15 January 2005
Those reading this blog will hardly be surprised to know that I have been a longtime member of the Center for Public Justice and its predecessor organizations for about three decades. For over 20 years the organization has put out the Public Justice Report, which was at one time a monthly newsletter but now comes out on a quarterly basis. The latest development has it becoming an exclusively web-based periodical, something for which I am less than enthusiastic. All the same, I remain an enthusiast for the PJR's approach to political life.
Here is what you will find in the latest issue, as reproduced from its website:
From Re-election to Inauguration. What should we make of George W. Bush’s solid victory last November? Public Justice Report editor, James Skillen, offers his assessment, drawn from a speech he was invited to give in Beijing, China on December 8 at a conference of leading America-watchers. Skillen argues that the so-called "moral values" vote, which includes an attitude toward economic issues and foreign policy, must be understood against the backdrop of the tension between America’s Puritan and Enlightenment traditions, each struggling for dominance in our nationally weak federal system.

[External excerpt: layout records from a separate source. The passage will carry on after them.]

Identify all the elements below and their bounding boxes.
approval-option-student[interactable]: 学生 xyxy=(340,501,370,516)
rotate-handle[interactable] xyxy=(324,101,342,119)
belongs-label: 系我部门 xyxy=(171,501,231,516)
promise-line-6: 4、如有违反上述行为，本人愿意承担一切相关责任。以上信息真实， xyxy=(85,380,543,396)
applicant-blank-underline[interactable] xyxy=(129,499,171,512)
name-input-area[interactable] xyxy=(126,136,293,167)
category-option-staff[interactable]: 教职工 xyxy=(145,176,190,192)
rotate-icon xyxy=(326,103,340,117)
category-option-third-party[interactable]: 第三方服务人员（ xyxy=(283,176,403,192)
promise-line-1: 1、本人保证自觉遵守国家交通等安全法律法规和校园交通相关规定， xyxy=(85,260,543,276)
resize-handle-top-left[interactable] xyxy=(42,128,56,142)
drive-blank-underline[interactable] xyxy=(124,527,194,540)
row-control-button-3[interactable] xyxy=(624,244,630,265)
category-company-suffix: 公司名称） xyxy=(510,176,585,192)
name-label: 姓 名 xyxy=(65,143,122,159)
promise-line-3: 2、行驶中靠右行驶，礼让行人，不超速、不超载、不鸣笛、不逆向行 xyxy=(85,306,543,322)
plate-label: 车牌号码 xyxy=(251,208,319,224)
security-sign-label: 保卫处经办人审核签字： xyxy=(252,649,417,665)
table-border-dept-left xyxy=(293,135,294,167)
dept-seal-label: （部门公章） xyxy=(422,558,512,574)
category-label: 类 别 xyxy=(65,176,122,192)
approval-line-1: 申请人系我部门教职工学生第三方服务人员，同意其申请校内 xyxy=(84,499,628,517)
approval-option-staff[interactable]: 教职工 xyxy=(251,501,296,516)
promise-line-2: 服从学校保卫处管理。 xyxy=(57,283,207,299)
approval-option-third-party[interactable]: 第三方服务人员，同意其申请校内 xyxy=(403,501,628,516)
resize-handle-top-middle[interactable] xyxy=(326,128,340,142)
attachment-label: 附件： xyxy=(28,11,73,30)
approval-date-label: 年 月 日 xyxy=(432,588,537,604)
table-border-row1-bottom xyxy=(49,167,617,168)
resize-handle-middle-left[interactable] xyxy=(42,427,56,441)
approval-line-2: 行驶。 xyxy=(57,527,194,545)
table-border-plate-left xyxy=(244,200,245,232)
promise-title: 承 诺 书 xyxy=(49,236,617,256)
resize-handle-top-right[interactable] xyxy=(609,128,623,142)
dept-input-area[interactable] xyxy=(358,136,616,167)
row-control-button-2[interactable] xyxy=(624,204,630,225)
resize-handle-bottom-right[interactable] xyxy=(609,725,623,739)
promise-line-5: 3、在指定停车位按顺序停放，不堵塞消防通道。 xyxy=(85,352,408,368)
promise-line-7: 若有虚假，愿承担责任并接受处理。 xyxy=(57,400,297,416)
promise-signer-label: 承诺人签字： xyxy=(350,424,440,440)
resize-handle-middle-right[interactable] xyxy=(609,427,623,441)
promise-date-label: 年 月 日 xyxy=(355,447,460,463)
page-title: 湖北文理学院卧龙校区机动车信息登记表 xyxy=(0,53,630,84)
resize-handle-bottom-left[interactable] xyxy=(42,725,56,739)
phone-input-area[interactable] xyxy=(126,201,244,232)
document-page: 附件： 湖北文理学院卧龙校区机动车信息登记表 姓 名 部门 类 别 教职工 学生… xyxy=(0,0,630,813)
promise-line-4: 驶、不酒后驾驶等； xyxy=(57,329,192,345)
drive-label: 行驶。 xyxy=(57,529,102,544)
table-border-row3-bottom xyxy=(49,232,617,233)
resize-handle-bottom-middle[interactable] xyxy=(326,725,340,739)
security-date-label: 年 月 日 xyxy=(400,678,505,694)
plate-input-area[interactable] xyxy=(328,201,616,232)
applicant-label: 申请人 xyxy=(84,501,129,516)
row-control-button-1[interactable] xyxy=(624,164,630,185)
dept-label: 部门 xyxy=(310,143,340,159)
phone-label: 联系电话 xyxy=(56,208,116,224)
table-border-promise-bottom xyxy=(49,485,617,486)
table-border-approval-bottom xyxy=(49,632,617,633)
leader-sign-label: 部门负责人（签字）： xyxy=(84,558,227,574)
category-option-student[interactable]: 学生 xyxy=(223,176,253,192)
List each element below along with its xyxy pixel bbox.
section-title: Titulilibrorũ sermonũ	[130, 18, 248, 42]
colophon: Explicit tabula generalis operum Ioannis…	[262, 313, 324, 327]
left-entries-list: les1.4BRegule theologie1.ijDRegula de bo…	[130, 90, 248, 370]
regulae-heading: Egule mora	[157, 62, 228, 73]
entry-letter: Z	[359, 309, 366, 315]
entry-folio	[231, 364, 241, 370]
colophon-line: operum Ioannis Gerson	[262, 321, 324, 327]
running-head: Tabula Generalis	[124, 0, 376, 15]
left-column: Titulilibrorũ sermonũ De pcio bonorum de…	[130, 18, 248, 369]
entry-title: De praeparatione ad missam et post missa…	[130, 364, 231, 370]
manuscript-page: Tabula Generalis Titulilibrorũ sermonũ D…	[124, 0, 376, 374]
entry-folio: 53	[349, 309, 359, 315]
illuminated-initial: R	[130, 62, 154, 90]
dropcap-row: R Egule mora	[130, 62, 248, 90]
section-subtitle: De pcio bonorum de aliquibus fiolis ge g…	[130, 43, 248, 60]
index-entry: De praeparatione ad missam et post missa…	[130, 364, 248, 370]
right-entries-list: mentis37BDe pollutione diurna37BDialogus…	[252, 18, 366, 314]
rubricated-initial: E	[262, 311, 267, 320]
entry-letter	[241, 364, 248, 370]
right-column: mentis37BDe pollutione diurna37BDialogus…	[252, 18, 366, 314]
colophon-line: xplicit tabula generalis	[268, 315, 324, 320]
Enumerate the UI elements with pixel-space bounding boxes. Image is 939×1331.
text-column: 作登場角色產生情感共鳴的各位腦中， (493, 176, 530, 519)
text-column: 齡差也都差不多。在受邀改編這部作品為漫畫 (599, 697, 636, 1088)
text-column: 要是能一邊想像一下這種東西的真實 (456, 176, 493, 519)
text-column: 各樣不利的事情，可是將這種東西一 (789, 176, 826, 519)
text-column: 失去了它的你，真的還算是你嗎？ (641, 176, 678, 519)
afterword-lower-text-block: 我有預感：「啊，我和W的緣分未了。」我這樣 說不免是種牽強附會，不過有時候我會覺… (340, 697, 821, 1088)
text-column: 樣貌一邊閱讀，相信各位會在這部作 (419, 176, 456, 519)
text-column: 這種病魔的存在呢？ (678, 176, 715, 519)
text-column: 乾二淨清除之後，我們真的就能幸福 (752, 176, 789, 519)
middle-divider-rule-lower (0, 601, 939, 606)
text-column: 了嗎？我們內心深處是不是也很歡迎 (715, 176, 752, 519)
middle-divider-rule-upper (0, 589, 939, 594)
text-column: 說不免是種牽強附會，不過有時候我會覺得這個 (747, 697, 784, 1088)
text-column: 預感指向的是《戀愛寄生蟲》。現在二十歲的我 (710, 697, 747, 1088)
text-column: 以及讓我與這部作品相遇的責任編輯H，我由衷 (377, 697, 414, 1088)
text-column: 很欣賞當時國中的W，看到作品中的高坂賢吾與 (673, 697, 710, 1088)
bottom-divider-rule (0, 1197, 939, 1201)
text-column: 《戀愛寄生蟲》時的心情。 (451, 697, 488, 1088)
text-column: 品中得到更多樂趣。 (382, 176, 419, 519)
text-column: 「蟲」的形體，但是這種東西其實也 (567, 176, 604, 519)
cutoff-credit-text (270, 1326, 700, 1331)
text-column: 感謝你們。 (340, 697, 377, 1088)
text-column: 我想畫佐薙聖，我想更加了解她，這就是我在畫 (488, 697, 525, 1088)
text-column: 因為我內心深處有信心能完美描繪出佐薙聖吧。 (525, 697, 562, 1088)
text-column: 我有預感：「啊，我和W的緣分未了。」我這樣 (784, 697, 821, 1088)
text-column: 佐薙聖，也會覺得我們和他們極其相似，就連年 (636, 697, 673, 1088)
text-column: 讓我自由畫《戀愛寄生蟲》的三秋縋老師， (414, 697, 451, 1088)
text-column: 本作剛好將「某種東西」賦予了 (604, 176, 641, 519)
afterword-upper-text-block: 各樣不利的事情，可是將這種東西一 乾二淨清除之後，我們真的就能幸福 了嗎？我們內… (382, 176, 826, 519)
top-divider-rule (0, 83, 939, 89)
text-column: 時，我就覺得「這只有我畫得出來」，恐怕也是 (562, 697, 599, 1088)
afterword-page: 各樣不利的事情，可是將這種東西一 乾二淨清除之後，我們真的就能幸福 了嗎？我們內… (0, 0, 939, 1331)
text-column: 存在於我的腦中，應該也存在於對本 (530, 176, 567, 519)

Faith-Based Hiring Rights. A brief review introduces a new book, published by the Center for Public Justice, that has been sent to legislators and other public officials throughout the country—at both state and federal levels. The book is The Freedom of Faith-Based Organizations to Staff on a Religious Basis, by Carl Esbeck, Stanley Carlson-Thies, and Ronald Sider. This is one of the most controversial subjects in relations between faith-based social-service organizations and the government. This book is the authority—the most complete and detailed assessment available of the law and politics on this issue.
With or Against the World?. Significant excerpts are presented here from the second chapter of James Skillen’s forthcoming book with this title. The subtitle is America’s Role among the Nations (Rowman & Littlefield Publishers, due out at the end of February). This first of two installments from the book focuses on the "forgotten depths" of history that lie behind America’s response to terrorism. Americans know too little of the history of Islam and the rise of Islamic radicalism, but they also know too little about the birth of the United States as a "nation with the soul of a church."
Stars Forever. Stanley Carlson-Thies reviews a book that will surprise those who have little good to say about combative Evangelicals in American politics. The book — Like the Stars, Leading Many to Righteousness — is by an evangelical pastor, Glenn Parkinson, who calls his fellow-believers to a positive role in society rather than to a negative one. The goal of Christians should be to serve their neighbors and bless them with good things, not to try to defeat them in a culture war. Integrity and public forthrightness should go hand in hand with a generous way of life that can lead neighbors to a high regard for their fellow citizens who are Christians.
The Question of a Christian Worldview. This essay introduces and reviews two books: first, and primarily, Nancy Pearcey’s Total Truth: The Liberation of Christianity from its Cultural Captivity (Crossway Books, 2004), and second, David K. Naugle’s Worldview: The History of a Concept (Eerdmans, 2002). The first is a best-selling exploration of how Christians have become bogged down by dualistic views of life and what they need to do to become full, free, and productive Christians. Naugle’s book is more academic, but for anyone who wants to know what’s behind all of today’s "worldview talk," this is the book to read.
Education Reform to Empower the Poor. David Van Heemst is the author of Empowering the Poor, Why Justice Requires School Choice (ScarecrowEducation, 2004). Building on the work of Charles L. Glenn and others, Van Heemst makes the case for real pluralism in education, with real choices for parents, and why these reforms will do more than anything else to empower the poor in America.
Editor's Watch: Postmodern President: Second Edition. The Editor’s Watch this quarter hypothesizes that if Bill Clinton was our first postmodern president, as some have argued, then George W. Bush is our second. Bush's "social-constructivist" approach to policy making and his efforts to impose his political will reveal him to be more a man of pragmatic gusto than a man carefully attuned to principles of justice.